El libro trata de evitar, creo, propuestas radicales al afirmar que “una cosa es reorganizar el sistema y racionalizarlo y otra desconocer que las comunidades autónomas también han traído ventajas democráticas y un mejor conocimiento de los problemas territoriales”. Las duras críticas que se hacen al modelo actual son compatibles con la voluntad que se detecta de abrir un abanico de soluciones racionales y funcionales para el futuro. El autor no pretende tanto imponer alguna, aunque puedan presumirse sus preferencias, como abrir posibilidades, siempre que sean coherentes con una idea de descentralización de inspiración federal, contra la que previene por los equívocos del término.

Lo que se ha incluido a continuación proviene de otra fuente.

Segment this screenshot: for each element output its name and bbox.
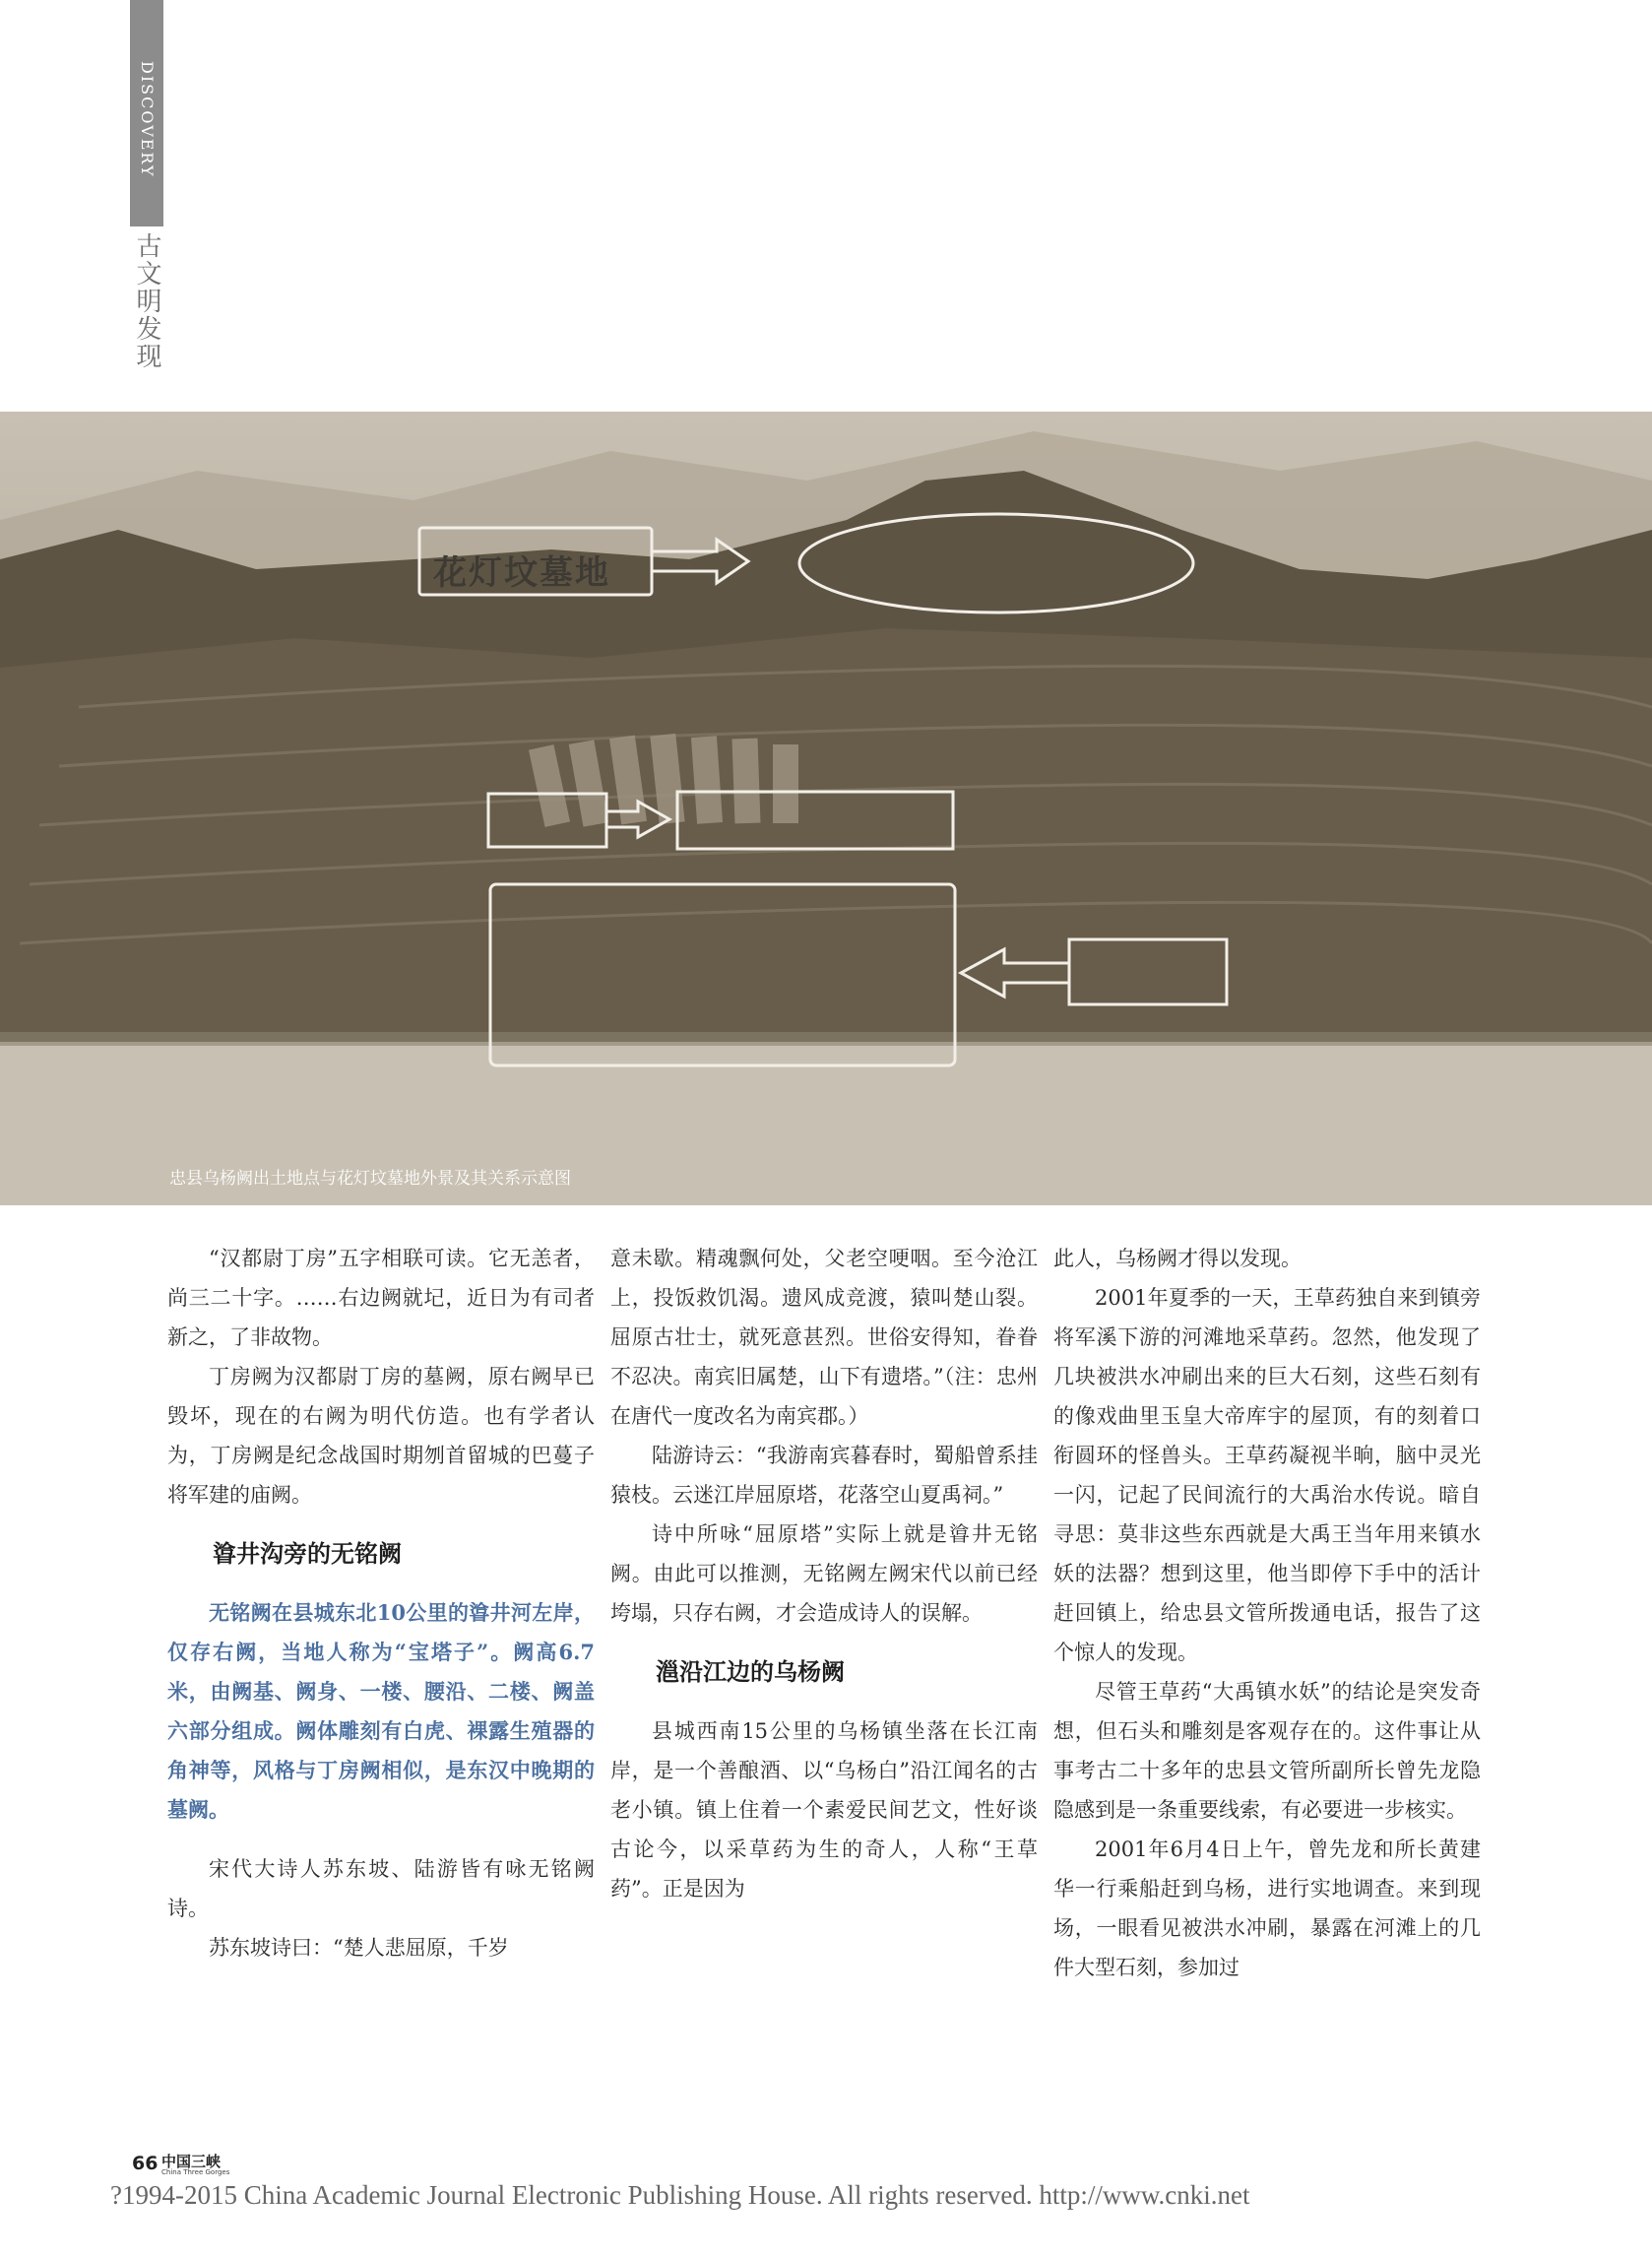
section-label-en: DISCOVERY [138,61,157,178]
magazine-name-en: China Three Gorges [161,2168,230,2176]
magazine-name: 中国三峡 [161,2153,222,2170]
section-label-cn: 古文明发现 [132,232,161,370]
section-tab [130,0,163,226]
copyright-notice: ?1994-2015 China Academic Journal Electronic Publishing House. All rights reserved. http://www.cnki.net [110,2180,1250,2210]
photo-caption: 忠县乌杨阙出土地点与花灯坟墓地外景及其关系示意图 [169,1169,571,1189]
text-column-2 [610,1239,1038,1908]
highlight-paragraph: 无铭阙在县城东北10公里的㽏井河左岸，仅存右阙，当地人称为“宝塔子”。阙高6.7米，由阙基、阙身、一楼、腰沿、二楼、阙盖六部分组成。阙体雕刻有白虎、裸露生殖器的角神等，风格与丁房阙相似，是东汉中晚期的墓阙。 [167,1600,595,1822]
paragraph: 尽管王草药“大禹镇水妖”的结论是突发奇想，但石头和雕刻是客观存在的。这件事让从事考古二十多年的忠县文管所副所长曾先龙隐隐感到是一条重要线索，有必要进一步核实。 [1053,1680,1481,1822]
paragraph: 苏东坡诗曰：“楚人悲屈原，千岁 [209,1936,509,1960]
paragraph: 宋代大诗人苏东坡、陆游皆有咏无铭阙诗。 [167,1857,595,1920]
paragraph: 陆游诗云：“我游南宾暮春时，蜀船曾系挂猿枝。云迷江岸屈原塔，花落空山夏禹祠。” [610,1444,1038,1507]
text-column-3 [1053,1239,1481,1987]
photo-illustration [0,412,1652,1205]
paragraph: 丁房阙为汉都尉丁房的墓阙，原右阙早已毁坏，现在的右阙为明代仿造。也有学者认为，丁房阙是纪念战国时期刎首留城的巴蔓子将军建的庙阙。 [167,1365,595,1507]
cemetery-label: 花灯坟墓地 [433,553,610,593]
paragraph: “汉都尉丁房”五字相联可读。它无恙者，尚三二十字。……右边阙就圮，近日为有司者新之，了非故物。 [167,1247,595,1349]
paragraph: 诗中所咏“屈原塔”实际上就是㽏井无铭阙。由此可以推测，无铭阙左阙宋代以前已经垮塌，只存右阙，才会造成诗人的误解。 [610,1522,1038,1625]
text-column-1 [167,1239,595,1967]
section-heading: 㴩沿江边的乌杨阙 [656,1658,845,1686]
section-heading: 㽏井沟旁的无铭阙 [213,1540,402,1568]
paragraph: 意未歇。精魂飘何处，父老空哽咽。至今沧江上，投饭救饥渴。遗风成竞渡，猿叫楚山裂。屈原古壮士，就死意甚烈。世俗安得知，眷眷不忍决。南宾旧属楚，山下有遗塔。”（注：忠州在唐代一度改名为南宾郡。） [610,1247,1038,1428]
paragraph: 2001年6月4日上午，曾先龙和所长黄建华一行乘船赶到乌杨，进行实地调查。来到现场，一眼看见被洪水冲刷，暴露在河滩上的几件大型石刻，参加过 [1053,1838,1481,1979]
page-number: 66 [132,2153,159,2174]
paragraph: 2001年夏季的一天，王草药独自来到镇旁将军溪下游的河滩地采草药。忽然，他发现了几块被洪水冲刷出来的巨大石刻，这些石刻有的像戏曲里玉皇大帝库宇的屋顶，有的刻着口衔圆环的怪兽头。王草药凝视半晌，脑中灵光一闪，记起了民间流行的大禹治水传说。暗自寻思：莫非这些东西就是大禹王当年用来镇水妖的法器？想到这里，他当即停下手中的活计赶回镇上，给忠县文管所拨通电话，报告了这个惊人的发现。 [1053,1286,1481,1664]
paragraph: 县城西南15公里的乌杨镇坐落在长江南岸，是一个善酿酒、以“乌杨白”沿江闻名的古老小镇。镇上住着一个素爱民间艺文，性好谈古论今，以采草药为生的奇人，人称“王草药”。正是因为 [610,1719,1038,1901]
paragraph: 此人，乌杨阙才得以发现。 [1053,1247,1302,1270]
landscape-photo [0,412,1652,1205]
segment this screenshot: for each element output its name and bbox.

En fin, no puede dejar de recordarse el epílogo (“para inmovilistas, reformistas y separatistas”) sobre la situación actual. Merece destacarse la afirmación de que “sería muy conveniente que los arreglos necesarios se concretaran en una reforma constitucional porque es la única manera de fijar y estabilizar las nuevas soluciones”; reforma para la que no descarta “los formulismos del Estado federal”. En relación con una eventual concepción asimétrica de las autonomías, que reconociera la singularidad del País Vasco y Cataluña, manifiesta lo fácil que hubiera sido reconocer hechos diferenciales directamente en la Constitución de 1978.

Todo ello nos sitúa en el corazón del debate actual y del inmediato, y menos inmediato, futuro. El libro es una guía muy necesaria para transitar por él.